Pensó en los años en el monte y sintió nostalgia. Ya se había acostumbrado a ese sentimiento. No era el tiempo de juventud lo que le faltaba. Ésos no habían sido buenos años para él. Creció tan rápido que no hubo ni un suspiro para la infancia. ¿Fue niño alguna vez? No lo puede recordar. Y el futuro inmediato también se escapó demasiado pronto. Huir del rancho fue su condena, pero también su redención. El monte le sirvió de refugio y de oráculo. ¡Hasta con las serpientes platicaba de pura soledad! Allí supo todo lo que vendría y en vez de miedo, se mostró ansioso por dar rienda suelta al destino.
Tampoco extraña el vértigo de la guerra, cuando la sangre puede olerse desde muy lejos. Muchas veces vio morir a sus hombres y a los otros, pero una vez se detuvo a presenciar hasta el último suspiro. No se detiene la vida en un instante sino en millones de ellos. El moribundo tiene tiempo de pensar en su muerte. De saberla propia y coherente con el resto de los momentos o de entenderla impropia y completamente ajena a lo demás.
¿Pudo haber sido otro? No, él no. Sólo le hubiera gustado leer, tantito, nada más. Pero no envidiaba a los señores diputados, ellos no sabían nada aunque supieran mucho. Los veía parlotear en la cantina, intrigar en las calles como hurracas que se creen invisibles y son poco menos que grotescas. No quería nada de ellos, no les debía ni la sonrisa y hubiera preferido no tener que sentarse a la mesa de aquellos hombres; si lo hizo alguna vez fue por salvar a los que de verdad eran importantes.

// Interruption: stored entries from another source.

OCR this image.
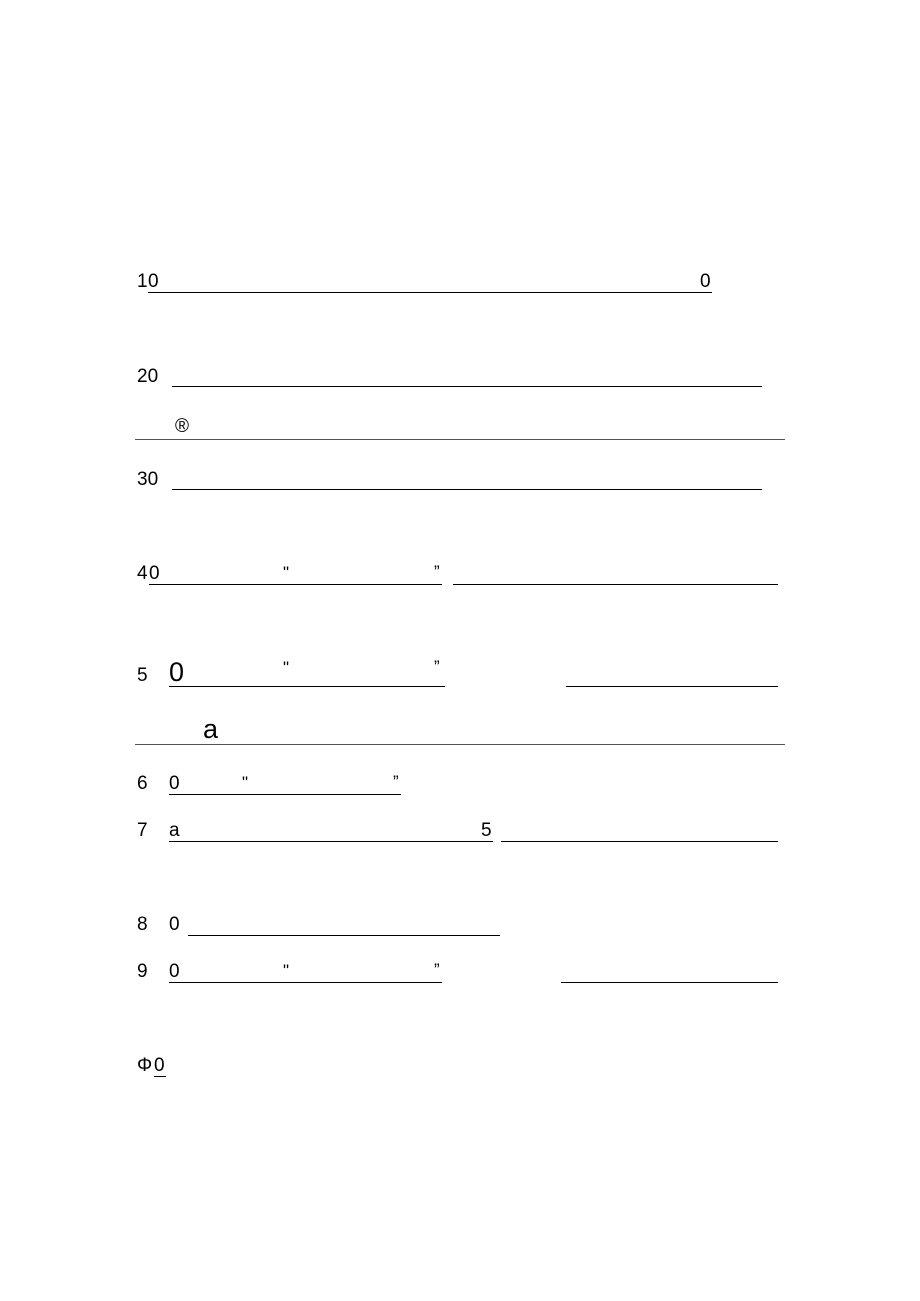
1 0	0
20
®
30
4 0	"	”
5 0	"	”
a
6 0	"	”
7 a	5
8 0
9 0	"	”
Φ 0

Armas no le faltaban. Tenía un ejército custodiando su rancho; no, no era eso lo que tanto venía echando en ganas. Estaba sintiéndose más vivo que nunca y andaba extrañando a la muerte. Eso sí tenía sentido. Se había acostumbrado a vivir con la amenaza constante y ahora, que se sentía protegido, sin riesgos, echaba de menos a la sombra negra con la que había convivido todos estos años.
No era una sombra, era un tigre. El animal lo había acorralado arriba de un árbol y allí se estuvo todo el tiempo que hizo falta. No necesitó sacar el cuchillo porque para conservar el equilibrio con todo el cuerpo no hacía falta un arma sino paciencia. Y él la tuvo. A la noche estiró las piernas y ya no las sentía. Cuando quiso poner un pie sobre la tierra se quebró y cayó de rodillas. En la quietud, habían sabido comportarse, sin calambres ni cosquilleos, como muertas. Ahora que debía poner sus piernas en movimiento no podía recordar cómo hacerlo.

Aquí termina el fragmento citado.